Standard Vim file-write semantics still apply To overwrite the old session it’s :mksession! and :mksession session-from-after-lunch.vim It is this latter usage which allows you to create ’topic based sessions.'

Topic-Based Vim Sessions

The average Vim session is very small (kilobytes) and they can be made cheaply (less than a second) therefore, as I work on problems I’ve taken to creating multiple Vim sessions so that I can address a feature and come back to it painlessly.

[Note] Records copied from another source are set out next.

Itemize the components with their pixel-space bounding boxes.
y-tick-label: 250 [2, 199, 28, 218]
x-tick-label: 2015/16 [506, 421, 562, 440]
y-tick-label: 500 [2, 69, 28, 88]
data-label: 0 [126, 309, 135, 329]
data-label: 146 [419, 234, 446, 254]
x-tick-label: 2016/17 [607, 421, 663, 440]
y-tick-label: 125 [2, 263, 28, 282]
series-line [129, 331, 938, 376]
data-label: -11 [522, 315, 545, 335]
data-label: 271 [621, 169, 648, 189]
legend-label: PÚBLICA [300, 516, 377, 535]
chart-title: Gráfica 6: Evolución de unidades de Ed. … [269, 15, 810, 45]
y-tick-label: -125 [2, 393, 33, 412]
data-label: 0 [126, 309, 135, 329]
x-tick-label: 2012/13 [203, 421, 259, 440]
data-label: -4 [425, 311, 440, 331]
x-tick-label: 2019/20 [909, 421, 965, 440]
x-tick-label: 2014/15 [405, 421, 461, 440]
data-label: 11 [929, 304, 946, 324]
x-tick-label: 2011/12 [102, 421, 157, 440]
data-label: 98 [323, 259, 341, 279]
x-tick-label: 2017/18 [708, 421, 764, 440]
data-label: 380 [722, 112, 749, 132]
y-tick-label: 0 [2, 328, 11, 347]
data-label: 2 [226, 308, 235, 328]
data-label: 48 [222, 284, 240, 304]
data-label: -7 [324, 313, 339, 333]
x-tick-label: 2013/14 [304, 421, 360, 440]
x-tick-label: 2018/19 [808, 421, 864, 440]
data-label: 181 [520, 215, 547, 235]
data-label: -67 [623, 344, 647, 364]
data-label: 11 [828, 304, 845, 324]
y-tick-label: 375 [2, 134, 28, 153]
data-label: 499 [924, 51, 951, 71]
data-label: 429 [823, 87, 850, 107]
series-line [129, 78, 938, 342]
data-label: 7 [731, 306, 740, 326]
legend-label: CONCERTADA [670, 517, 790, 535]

Presently I’m experimenting on creating sessions based on bug-tracker stories. The session files (ending in .vim) are included in my global .gitignore file. Given that a certain feature may be revisited at any point, it seems a good idea to keep each in its own session so that I can pick it back up again for subsequent bugs / improvements. AND should a refactor add a new file or drop one, all that’s required is a simple mkession! to write a new session.

Gotchas

By default mksession saves blank, buffers, curdir, folds, help, options, tabpages, winsize. Depending on how heavily customized your Vim configuration is, you may find these session commands clashing with your default options. For a heavily customized Vim installation (like Janus Vim) this can create some erratic results. To prevent any clashes, I have modified the default sessionoptions configuration in my .vimrc to be the following:

" Sessions in Janus are overwrought
set sessionoptions=blank,buffers,curdir,folds,help,tabpages,winsize

Reference

As sessionoptions seems to suggest, there are a wide variety of things that can be preserved. :help sessionoptions and :help mksession in the on-line Vim help guide should help you tweak your configuration to perfection.

I can even seen an argument for adding a :mksession! as an autocommand, so that your session is written on every file-write or buffer-change event. I don’t (yet) see a need for that, but it’s great to know that Vim has that capability.